Ethics of Image Editing

Discussion Prompt: Assume you are a content creator for a public relations, marketing or healthcare entity. Present at least three specific guidelines that you would create to ensure images are used appropriately and ethically (such as when retouching, cropping, and compositing are acceptable and to what degree).

Photo editing has become just an accepted and ubiquitous part of our daily lives that “Photoshop” has indeed become a verb (Hunter, 2018). I myself have no compunction about using a very clever little app on my smartphone to slim myself down a little before I send my photos winging across the cyber skies to my eagle-eyed mother, and save myself some sharp words (however well earned); I have also, at my mother’s request, removed sunspots from her photos. While I worry about the ethical implications of such trivial use, they are much less dire than they would be for those images and photographs destined for a public audience.

As a content creator for a public relations firm, these are the three guidelines I would create:

  1. Refrain from combining images with disparate elements to form a photograph that tells a story not contained within both original images together. Using the example of the whales and penguins in the article, Ethics and Editing (Ethics and Editing), from this week’s reading, we can see how separate photos, one showing just penguins on an ice floe, and one showing just two whales breaking the surf, have been combined to depict a scene in which both sets of animals appear at the same time. Granted, the location of both photos is the same, but this photograph gives the impression that both events would happen—and did happen—in conjunction with each other. Whether or not these events could actually coexist—in the same place at the same time—is beside the point: the point of journalist and photography is to depict things as they are, not how we imagine them to be… without the most rigorous of disclaimers. Another, much more egregious example of how harmful and deceitful such a practice can be is Brian Walski’s combining of two war-time photographs that completely distorted the narrative and led to his termination from the Los Angeles Times (Riper, 2009).
  2. The use of filters and color enhancing tools is acceptable… as long as such enhancement is only for technical clarity and does not go beyond enhancing to distortion. This is a guideline from the Society of Professional Journalists (I admit that this is a takeaway from a previous course in the Master’s program that really spoke to me, so much so that it is on a post-it note on my desk!), which says, ““Never distort the content of news photos or video” (Society of Professional Journalists, 2014) but also goes on to clarify, “Image enhancement for technical clarity is always permissible.” The litmus test here is the distortion of content: if the color or other manipulation fundamentally changes the content, meaning, the story that is being told, then said manipulation is unacceptable. An example of acceptable manipulation is the sharpening of a photograph of a crowd to enable the reader or viewer to see the faces therein more clearly; and example of unacceptable manipulation is the enhancing an assault victim’s face to a point at which bruises aren’t just a little clearer and easier to make out, but to a point that indicates injuries more severe than they actually are.
  3. If enhancements and manipulations are made, disclose fully. Depending on the use of the images, manipulation may be expected and accepted, but it behooves us, as a public relations firm, to err on the side of caution and to be as transparent as possible regarding any manipulation. Not to be transparent about manipulations may very well lead to allegations of fraud (Ethics and Editing) and may very well damage the content provider’s reputation.

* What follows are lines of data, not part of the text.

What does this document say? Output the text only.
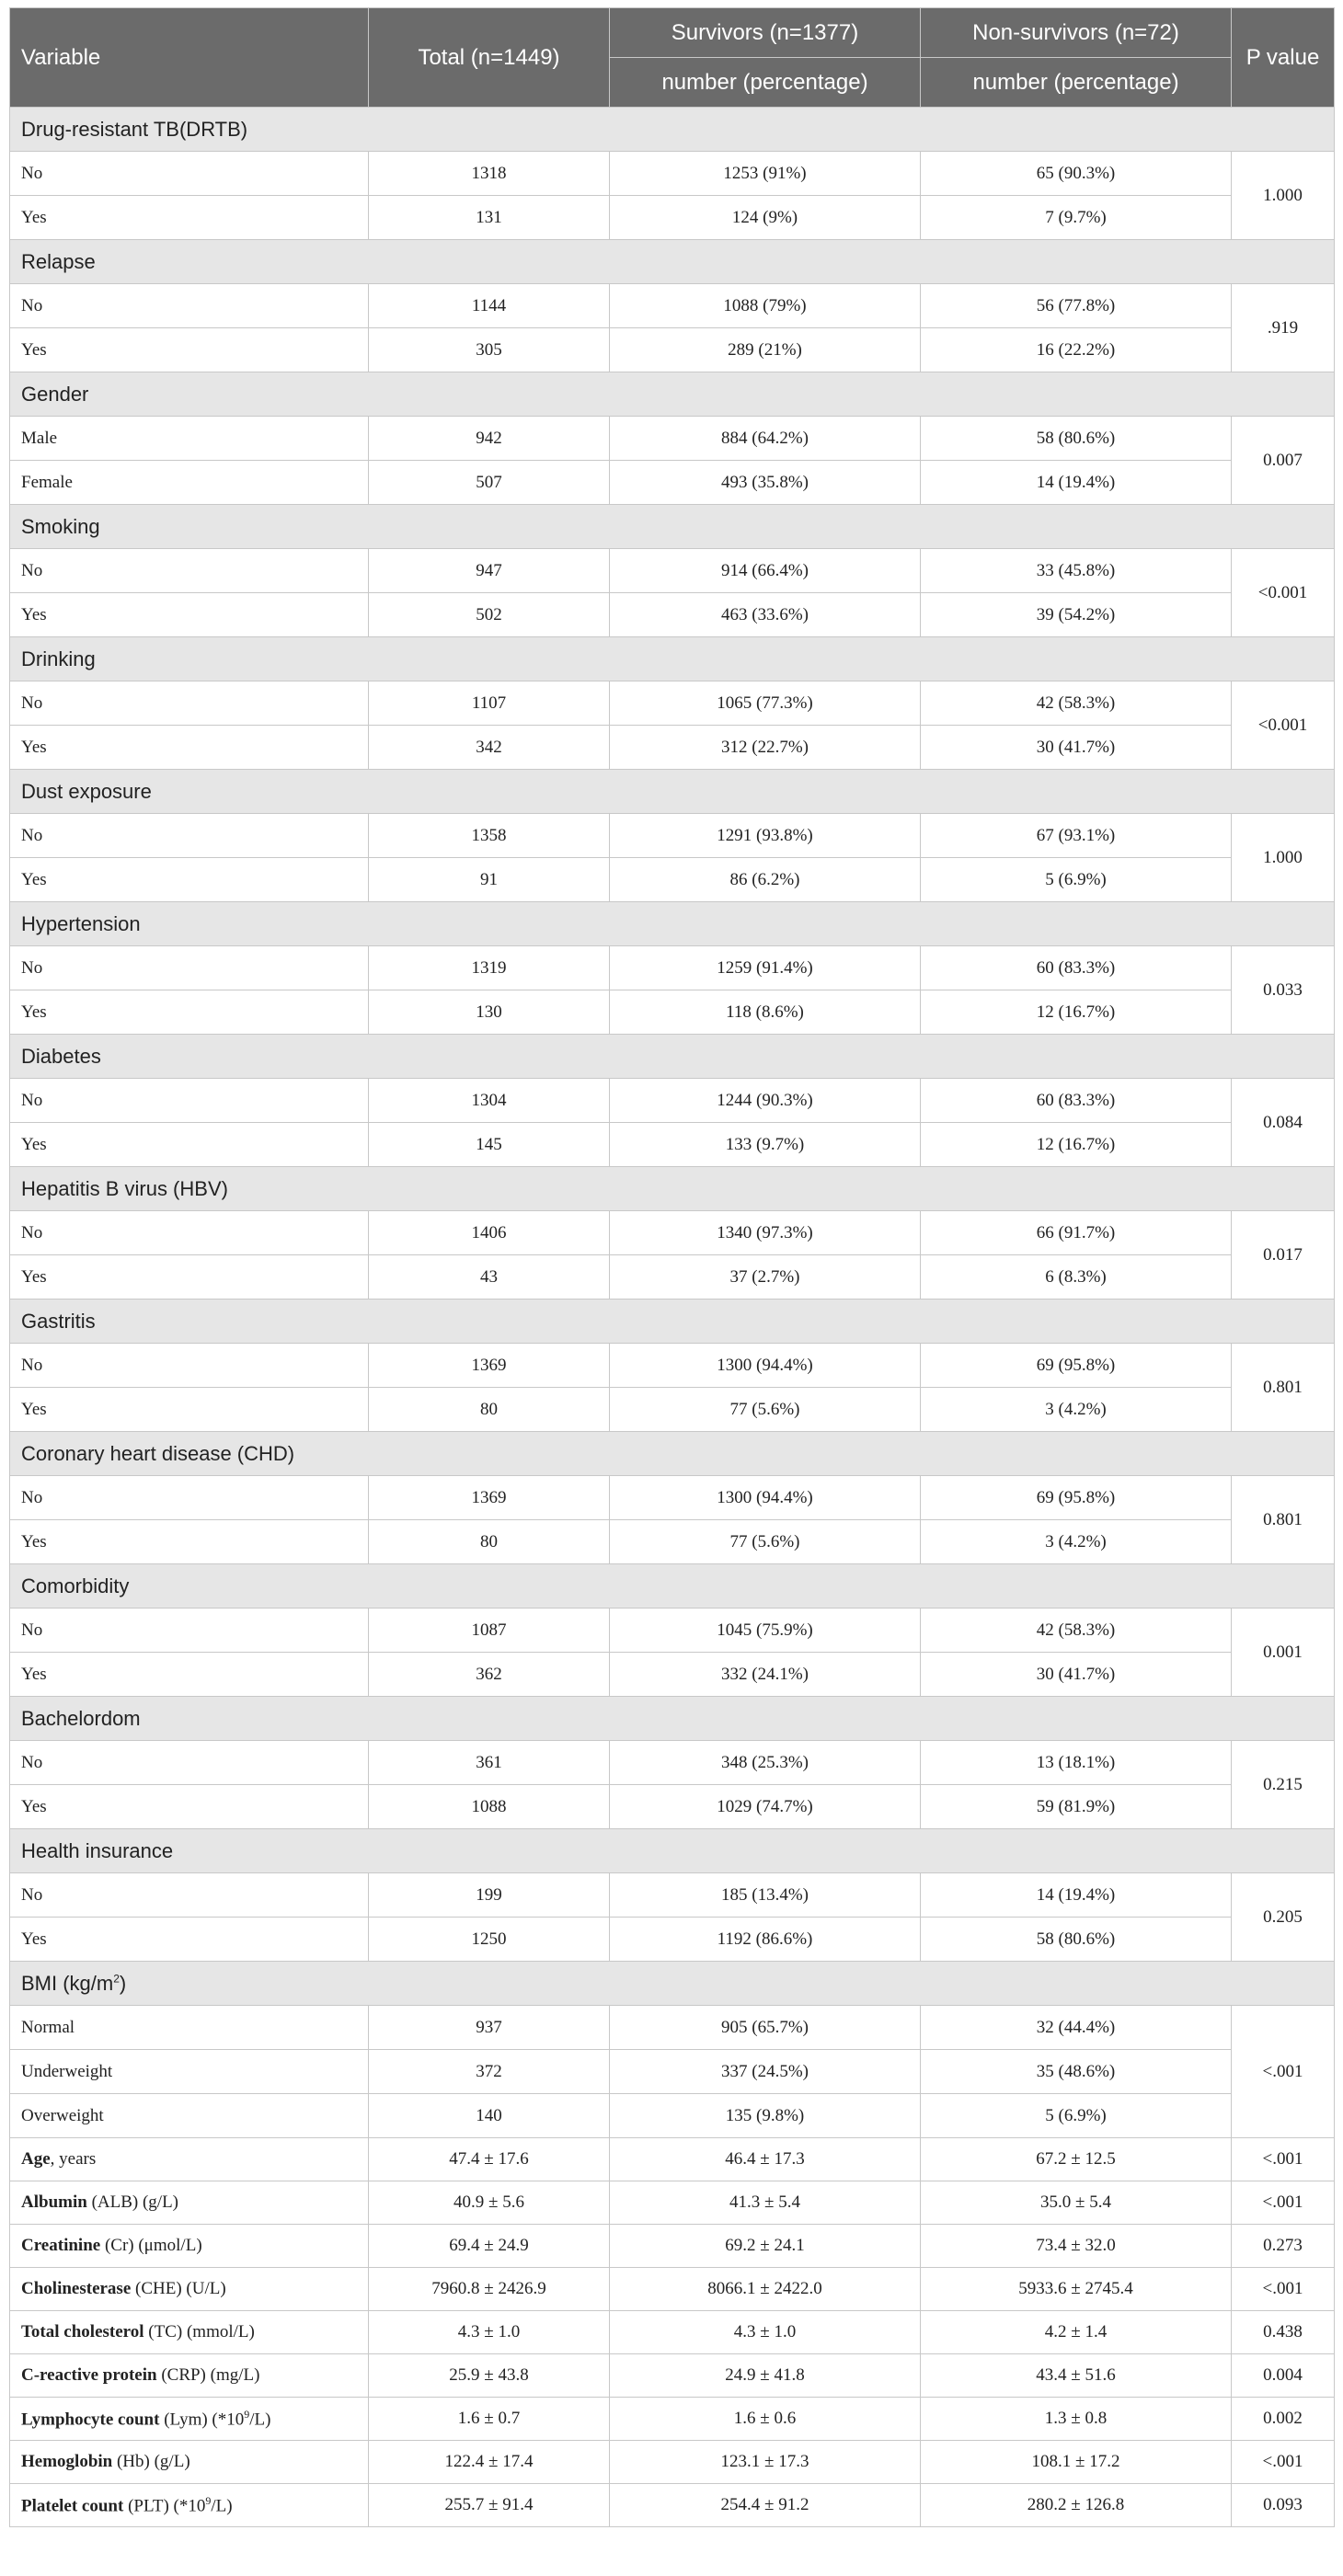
Variable	Total (n=1449)	Survivors (n=1377)	Non-survivors (n=72)	P value
		number (percentage)	number (percentage)	
Drug-resistant TB(DRTB)				
No	1318	1253 (91%)	65 (90.3%)	1.000
Yes	131	124 (9%)	7 (9.7%)	
Relapse				
No	1144	1088 (79%)	56 (77.8%)	.919
Yes	305	289 (21%)	16 (22.2%)	
Gender				
Male	942	884 (64.2%)	58 (80.6%)	0.007
Female	507	493 (35.8%)	14 (19.4%)	
Smoking				
No	947	914 (66.4%)	33 (45.8%)	<0.001
Yes	502	463 (33.6%)	39 (54.2%)	
Drinking				
No	1107	1065 (77.3%)	42 (58.3%)	<0.001
Yes	342	312 (22.7%)	30 (41.7%)	
Dust exposure				
No	1358	1291 (93.8%)	67 (93.1%)	1.000
Yes	91	86 (6.2%)	5 (6.9%)	
Hypertension				
No	1319	1259 (91.4%)	60 (83.3%)	0.033
Yes	130	118 (8.6%)	12 (16.7%)	
Diabetes				
No	1304	1244 (90.3%)	60 (83.3%)	0.084
Yes	145	133 (9.7%)	12 (16.7%)	
Hepatitis B virus (HBV)				
No	1406	1340 (97.3%)	66 (91.7%)	0.017
Yes	43	37 (2.7%)	6 (8.3%)	
Gastritis				
No	1369	1300 (94.4%)	69 (95.8%)	0.801
Yes	80	77 (5.6%)	3 (4.2%)	
Coronary heart disease (CHD)				
No	1369	1300 (94.4%)	69 (95.8%)	0.801
Yes	80	77 (5.6%)	3 (4.2%)	
Comorbidity				
No	1087	1045 (75.9%)	42 (58.3%)	0.001
Yes	362	332 (24.1%)	30 (41.7%)	
Bachelordom				
No	361	348 (25.3%)	13 (18.1%)	0.215
Yes	1088	1029 (74.7%)	59 (81.9%)	
Health insurance				
No	199	185 (13.4%)	14 (19.4%)	0.205
Yes	1250	1192 (86.6%)	58 (80.6%)	
BMI $(kg/m^2)$				
Normal	937	905 (65.7%)	32 (44.4%)	<.001
Underweight	372	337 (24.5%)	35 (48.6%)	
Overweight	140	135 (9.8%)	5 (6.9%)	
Age, years	47.4 ± 17.6	46.4 ± 17.3	67.2 ± 12.5	<.001
Albumin (ALB) (g/L)	40.9 ± 5.6	41.3 ± 5.4	35.0 ± 5.4	<.001
Creatinine (Cr) (μmol/L)	69.4 ± 24.9	69.2 ± 24.1	73.4 ± 32.0	0.273
Cholinesterase (CHE) (U/L)	7960.8 ± 2426.9	8066.1 ± 2422.0	5933.6 ± 2745.4	<.001
Total cholesterol (TC) (mmol/L)	4.3 ± 1.0	4.3 ± 1.0	4.2 ± 1.4	0.438
C-reactive protein (CRP) (mg/L)	25.9 ± 43.8	24.9 ± 41.8	43.4 ± 51.6	0.004
Lymphocyte count (Lym) $(*10^9/L)$	1.6 ± 0.7	1.6 ± 0.6	1.3 ± 0.8	0.002
Hemoglobin (Hb) (g/L)	122.4 ± 17.4	123.1 ± 17.3	108.1 ± 17.2	<.001
Platelet count (PLT) $(*10^9/L)$	255.7 ± 91.4	254.4 ± 91.2	280.2 ± 126.8	0.093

Ultimately, I think Patterson and Wilkins (Patterson & Wilkins, 2018) put it best: “The reason for the different standard for news photography is a presupposition that while art may be manipulated, information may not.” The litmus test, therefore, for the ethical standard of editing, is whether or not the actual story is changed by the manipulation.

References:

Ethics and Editing. (n.d.). Retrieved from Photo Review: http://www.photoreview.com.au/tips/editing/ethics-and-editing

Hunter, K. (2018). Module 6 Overview, COM-610-X3062 Communication by Design.

Patterson, Philip; Wilkins, Lee. Media Ethics: Issues and Cases). (2018) McGraw-Hill Education. Kindle Edition.